それでも、私はあなたを愛していたよ?と首を少し傾げて悲しそうに真子は言った。
なんだよなんだよなんだよ!
全然そんな素振り見せなかったし、身のこなしもただの団子屋の女の子だと思っていたのに。

腕が痛い。さっき真子に切られた傷が痛い。
じんじんして視界が霞んできた。
毒かよ。


「佐助、泣かないで」

「はっ、泣いてなんか」


毒なんかじゃない。

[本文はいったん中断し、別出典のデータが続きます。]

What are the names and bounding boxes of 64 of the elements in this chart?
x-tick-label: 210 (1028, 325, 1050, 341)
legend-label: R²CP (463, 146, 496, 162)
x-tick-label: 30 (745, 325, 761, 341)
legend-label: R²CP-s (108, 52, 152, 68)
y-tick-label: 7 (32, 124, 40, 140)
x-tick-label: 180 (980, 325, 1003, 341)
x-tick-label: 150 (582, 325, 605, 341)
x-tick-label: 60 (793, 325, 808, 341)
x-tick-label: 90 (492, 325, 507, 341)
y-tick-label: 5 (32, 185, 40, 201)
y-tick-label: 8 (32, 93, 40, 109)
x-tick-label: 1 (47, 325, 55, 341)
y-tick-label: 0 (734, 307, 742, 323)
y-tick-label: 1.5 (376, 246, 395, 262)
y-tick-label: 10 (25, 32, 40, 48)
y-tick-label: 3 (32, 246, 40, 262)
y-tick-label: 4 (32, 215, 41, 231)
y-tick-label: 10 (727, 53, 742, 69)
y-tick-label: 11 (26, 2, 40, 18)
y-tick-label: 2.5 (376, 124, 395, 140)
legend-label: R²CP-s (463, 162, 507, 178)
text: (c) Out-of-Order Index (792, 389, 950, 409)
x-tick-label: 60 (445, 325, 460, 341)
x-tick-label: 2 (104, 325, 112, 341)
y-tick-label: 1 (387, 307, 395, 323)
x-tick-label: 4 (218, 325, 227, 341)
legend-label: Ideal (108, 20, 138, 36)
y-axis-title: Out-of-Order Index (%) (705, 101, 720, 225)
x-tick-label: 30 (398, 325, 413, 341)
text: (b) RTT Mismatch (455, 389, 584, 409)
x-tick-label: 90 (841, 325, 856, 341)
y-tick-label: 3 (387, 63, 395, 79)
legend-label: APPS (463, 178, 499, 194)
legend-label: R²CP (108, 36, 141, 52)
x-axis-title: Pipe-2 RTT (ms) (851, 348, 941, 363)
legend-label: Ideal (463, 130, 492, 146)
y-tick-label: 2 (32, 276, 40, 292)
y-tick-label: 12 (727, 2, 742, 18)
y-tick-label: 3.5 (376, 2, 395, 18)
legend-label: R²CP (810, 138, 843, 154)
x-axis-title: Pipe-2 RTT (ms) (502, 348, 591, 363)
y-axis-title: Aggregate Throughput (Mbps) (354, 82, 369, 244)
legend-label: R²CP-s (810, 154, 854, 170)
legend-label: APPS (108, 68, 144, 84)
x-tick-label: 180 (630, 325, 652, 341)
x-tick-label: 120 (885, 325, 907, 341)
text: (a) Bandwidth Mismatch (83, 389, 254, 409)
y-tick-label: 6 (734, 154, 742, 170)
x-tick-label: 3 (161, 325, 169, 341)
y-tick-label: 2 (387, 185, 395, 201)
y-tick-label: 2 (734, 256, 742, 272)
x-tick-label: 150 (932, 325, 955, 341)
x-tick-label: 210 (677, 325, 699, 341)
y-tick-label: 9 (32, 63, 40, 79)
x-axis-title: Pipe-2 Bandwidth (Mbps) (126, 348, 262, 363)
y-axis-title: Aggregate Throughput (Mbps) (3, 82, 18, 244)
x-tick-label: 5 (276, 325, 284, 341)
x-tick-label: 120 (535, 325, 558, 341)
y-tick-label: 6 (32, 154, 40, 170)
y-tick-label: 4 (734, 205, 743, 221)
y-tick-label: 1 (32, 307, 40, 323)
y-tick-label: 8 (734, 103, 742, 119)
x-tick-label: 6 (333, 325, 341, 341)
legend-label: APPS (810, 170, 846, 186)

涙かよ。
頬を伝う冷たい涙の感触に余計に涙が溢れそうになる。
真子を愛していた。
ずっと一緒にいたいって本気で思っていた。
真子も同じだと思っていたのに。
まさかこんな形で裏切られるなんて。


「ごめんね、佐助」

「俺は、愛してたのに」

「私も、愛してるよ」


でもね、私の体には暗示がかかってるから、ダメなの。
そう言って目を伏せた真子の目からも涙が零れた。
ねぇほんとに?俺様のこと愛してるの?今でも?
聞きたい事は沢山あるのに口はわなわなと震えるだけで、声にならない。
こんな状況なのに、静かに泣く真子が綺麗だと思った。


「私を殺して、佐助」

「っ、無理だ!」


困ったように笑う真子の腕が震えている。
クナイを握る右手を必死に左手で抑えているからだろう。
右手の指先の色は白くて、どれだけ耐えているかを物語っていた。


「はやく、佐助は私より強いから、大丈夫だよ」

「無理だ無理だ!」


首を左右に振る。
確かに実力じゃ俺様のほうが上だろうけど。
真子の首くらい、かんたんにへし折れるだろうけど。


「はやく佐助!」

「なんでだよ!俺だけ生き残らないといけないのかよ!」


こんな人らしい自分が残っていたんだ。
大切なものを失いそうで、必死にそれにしがみつく自分が。
真子の手からクナイが投げられた。
それを跳ね返して、一気に距離を詰める。

動けないように、きつくきつく抱きしめた。


「佐助ぇ、殺して、よぉ!」

「殺せるわけないだろ!」

「佐助を傷つける自分なんて、いや!」


暗示の力が弱まったのか、真子の手が俺様の背中にまわる。
いるかわからない神様、あんたホント悪趣味。
どうせ上から俺達を見て笑ってんだろ。


「いやだいやだ!はやく殺して!ねえ!」

「っ!!」


私は、佐助の手で、殺されたいの。

俺から体を離して、そう囁かれ、俺はクナイを思いっきり真子の心臓につきたてた。
真子が俺にもたれかかるように倒れる。
真っ赤な血が俺の服を汚していく。


「あり・・・がと、う」


真子の瞼がゆっくり閉じられた。
まだ少し暖かい真子の唇にそっと口付けて、もういちど抱きしめた。


ごめん、真子の苦しそうな顔を見ていられなくて、俺は殺した。
真子のためなんかじゃない。俺のため。
怨んでもいいぜ。俺様幽霊は少し苦手だけど。
それくらいの覚悟はできてるから。